Get a list of all elements up to the latest matching one, followed by the matching element and
the element after it.
The named problems are simple enough for the appropriate functions to be implemented, so no subdivision is required.
Here's the implementation of the first function:
def afterWithPredecessor
[ A ]
( elements : List[ A ] )
( test : A => Boolean )
: List[ A ]
= elements match {
case Nil => Nil
case a :: tail if test( a ) => Nil // since there is no predecessor
case a :: b :: tail if test( b ) => a :: b :: tail
case a :: tail => afterWithPredecessor( tail )( test )
}
Since the second problem can be seen as a direct inverse of the first one, it can be easily implemented by reversing the input and output:
def beforeWithSuccessor
[ A ]
( elements : List[ A ] )
( test : A => Boolean )
: List[ A ]
= afterWithPredecessor( elements.reverse )( test ).reverse
But here's an optimized version of this:
def beforeWithSuccessor
[ A ]
( elements : List[ A ] )
( test : A => Boolean )
: List[ A ]
= elements match {
case Nil => Nil
case a :: b :: tail if test( a ) =>
a :: b :: beforeWithSuccessor( tail )( test )
case a :: tail =>
beforeWithSuccessor( tail )( test ) match {
case Nil => Nil
case r => a :: r
}
}
Finally, composing the above functions together to produce the function solving your problem becomes quite trivial:
def range[ A ]( elements : List[ A ] )( test : A => Boolean ) : List[ A ]

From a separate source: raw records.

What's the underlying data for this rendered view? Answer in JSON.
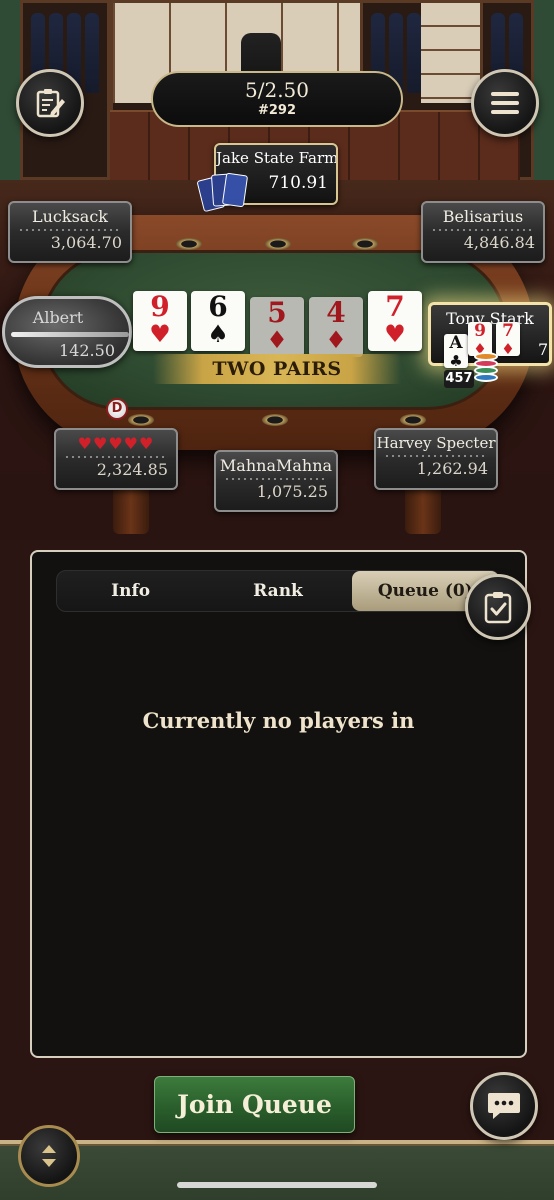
{
  "header": {
    "stakes": "5/2.50",
    "table_id": "#292"
  },
  "featured_player": {
    "name": "Jake State Farm",
    "chips": "710.91"
  },
  "players": {
    "lucksack": {
      "name": "Lucksack",
      "chips": "3,064.70"
    },
    "belisarius": {
      "name": "Belisarius",
      "chips": "4,846.84"
    },
    "albert": {
      "name": "Albert",
      "chips": "142.50"
    },
    "tony": {
      "name": "Tony Stark",
      "side_count": "457",
      "side_digit": "5",
      "suffix_digit": "7"
    },
    "hearts_player": {
      "name": "♥♥♥♥♥",
      "chips": "2,324.85"
    },
    "mahna": {
      "name": "MahnaMahna",
      "chips": "1,075.25"
    },
    "harvey": {
      "name": "Harvey Specter",
      "chips": "1,262.94"
    }
  },
  "board": {
    "cards": [
      {
        "rank": "9",
        "suit": "♥",
        "color": "red",
        "dim": false
      },
      {
        "rank": "6",
        "suit": "♠",
        "color": "black",
        "dim": false
      },
      {
        "rank": "5",
        "suit": "♦",
        "color": "red",
        "dim": true
      },
      {
        "rank": "4",
        "suit": "♦",
        "color": "red",
        "dim": true
      },
      {
        "rank": "7",
        "suit": "♥",
        "color": "red",
        "dim": false
      }
    ],
    "hand_label": "TWO PAIRS"
  },
  "tony_cards": [
    {
      "rank": "A",
      "suit": "♣",
      "color": "black"
    },
    {
      "rank": "9",
      "suit": "♦",
      "color": "red"
    },
    {
      "rank": "7",
      "suit": "♦",
      "color": "red"
    }
  ],
  "dealer_label": "D",
  "panel": {
    "tabs": [
      "Info",
      "Rank",
      "Queue (0)"
    ],
    "active_tab": 2,
    "empty_message": "Currently no players in"
  },
  "actions": {
    "join_queue": "Join Queue"
  },
  "icons": {
    "notes": "notes-icon",
    "menu": "hamburger-menu-icon",
    "clipboard": "clipboard-check-icon",
    "chat": "chat-bubble-icon",
    "sort": "sort-arrows-icon"
  },
  "colors": {
    "accent_gold": "#c9a446",
    "join_green": "#2a5e2c",
    "card_red": "#d0202a"
  }
}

= beforeWithSuccessor( afterWithPredecessor( elements )( test ) )( test )
Tests:
scala> range( List(1,1,1,10,2,10,1,1,1) )( _ >= 10 )
res0: List[Int] = List(1, 10, 2, 10, 1)
scala> range( List(1,1,1,10,2,10,1,1,1) )( _ >= 1 )
res1: List[Int] = List()
scala> range( List(1,1,1,10,2,10,1,1,1) )( _ == 2 )

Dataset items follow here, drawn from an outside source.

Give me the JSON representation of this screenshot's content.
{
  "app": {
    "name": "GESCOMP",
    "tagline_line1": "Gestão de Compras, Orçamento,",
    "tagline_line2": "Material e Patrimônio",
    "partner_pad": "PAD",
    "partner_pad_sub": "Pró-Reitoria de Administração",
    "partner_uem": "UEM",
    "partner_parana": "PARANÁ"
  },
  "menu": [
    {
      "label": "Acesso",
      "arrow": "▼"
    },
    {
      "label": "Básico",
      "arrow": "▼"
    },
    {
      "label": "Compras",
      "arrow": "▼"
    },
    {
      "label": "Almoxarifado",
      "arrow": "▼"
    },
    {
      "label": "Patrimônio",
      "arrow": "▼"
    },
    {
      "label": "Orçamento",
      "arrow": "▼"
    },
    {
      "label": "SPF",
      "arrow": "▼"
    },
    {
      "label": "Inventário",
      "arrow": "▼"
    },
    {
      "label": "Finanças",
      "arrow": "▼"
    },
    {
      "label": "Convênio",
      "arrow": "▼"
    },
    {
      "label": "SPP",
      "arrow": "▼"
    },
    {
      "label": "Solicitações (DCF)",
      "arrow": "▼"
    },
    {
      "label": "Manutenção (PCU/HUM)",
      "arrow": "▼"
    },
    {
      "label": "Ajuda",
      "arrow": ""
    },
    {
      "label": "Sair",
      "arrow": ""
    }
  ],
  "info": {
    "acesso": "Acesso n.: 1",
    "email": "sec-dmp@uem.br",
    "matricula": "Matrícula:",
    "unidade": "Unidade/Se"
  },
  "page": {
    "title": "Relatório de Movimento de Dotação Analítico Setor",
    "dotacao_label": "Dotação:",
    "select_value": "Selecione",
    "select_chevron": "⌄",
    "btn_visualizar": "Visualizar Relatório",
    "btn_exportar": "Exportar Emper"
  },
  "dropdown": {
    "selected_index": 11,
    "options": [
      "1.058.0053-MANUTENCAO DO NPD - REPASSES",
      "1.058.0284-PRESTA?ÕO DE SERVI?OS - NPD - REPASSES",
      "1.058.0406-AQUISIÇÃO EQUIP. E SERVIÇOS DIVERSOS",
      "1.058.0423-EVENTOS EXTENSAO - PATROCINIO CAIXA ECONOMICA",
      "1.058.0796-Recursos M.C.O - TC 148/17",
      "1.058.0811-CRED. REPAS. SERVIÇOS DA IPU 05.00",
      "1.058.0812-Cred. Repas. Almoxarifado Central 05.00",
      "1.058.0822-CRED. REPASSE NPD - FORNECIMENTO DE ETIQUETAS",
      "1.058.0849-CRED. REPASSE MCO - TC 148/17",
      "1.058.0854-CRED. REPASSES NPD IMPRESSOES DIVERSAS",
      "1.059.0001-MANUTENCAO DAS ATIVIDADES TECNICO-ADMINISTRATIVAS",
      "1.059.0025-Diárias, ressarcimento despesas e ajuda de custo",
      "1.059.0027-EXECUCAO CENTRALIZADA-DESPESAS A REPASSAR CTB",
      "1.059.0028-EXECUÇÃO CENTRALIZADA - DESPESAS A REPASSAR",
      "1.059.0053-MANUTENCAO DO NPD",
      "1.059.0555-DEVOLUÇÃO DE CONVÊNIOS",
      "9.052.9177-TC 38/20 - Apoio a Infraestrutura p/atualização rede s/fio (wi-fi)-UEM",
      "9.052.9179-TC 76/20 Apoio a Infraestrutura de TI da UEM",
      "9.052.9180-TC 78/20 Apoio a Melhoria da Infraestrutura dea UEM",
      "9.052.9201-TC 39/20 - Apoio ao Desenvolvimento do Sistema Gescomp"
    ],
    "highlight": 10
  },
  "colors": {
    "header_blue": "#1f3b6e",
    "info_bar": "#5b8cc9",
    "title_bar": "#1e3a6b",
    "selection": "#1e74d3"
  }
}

res2: List[Int] = List(10, 2, 10)
The second test returns an empty list since the outermost elements satisfying the predicate have no predecessors (or successors).
def range[T](elements: List[T], condition: T => Boolean): List[T] = {
val first = elements.indexWhere(condition)
val last = elements.lastIndexWhere(condition)
elements.slice(first - 1, last + 2)
}
scala> range[Int](List(1,1,1,10,2,10,1,1,1), _ >= 10)
res0: List[Int] = List(1, 10, 2, 10, 1)
scala> range[Int](List(2,10,2,10), _ >= 10)
res1: List[Int] = List(2, 10, 2, 10)
scala> range[Int](List(), _ >= 10)
res2: List[Int] = List()
Zip and map to the rescue
val l = List(1, 1, 1, 10, 2, 1, 1, 1)
def test (i: Int) = i >= 10
((l.head :: l) zip (l.tail :+ l.last)) zip l filter {
case ((a, b), c) => (test (a) || test (b) || test (c) )
} map { case ((a, b), c ) => c }
That should work. I only have my smartphone and am miles from anywhere I could test this, so apologise for any typos or minor syntax errors
Edit: works now. I hope it's obvious that my solution shuffles the list to the right and to the left to create two new lists. When these are zipped together and zipped again with the original list, the result is a list of tuples, each containing the original element and a tuple of its neighbours. This is then trivial to filter and map back to a simple list.
Making this into a more general function (and using collect rather than filter -> map)...
def filterWithNeighbours[E](l: List[E])(p: E => Boolean) = l match {
case Nil => Nil
case li if li.size < 3 => if (l exists p) l else Nil
case _ => ((l.head :: l) zip (l.tail :+ l.last)) zip l collect {
case ((a, b), c) if (p (a) || p (b) || p (c) ) => c
}
}
This is less efficient than the recursive solution but makes the test much simpler and more clear. It can be difficult to match the right sequence of patterns in a recursive solution, as the patterns often express the shape of the chosen implementation rather than the original data. With the simple functional solution, each element is clearly and simply being compared to its neighbours.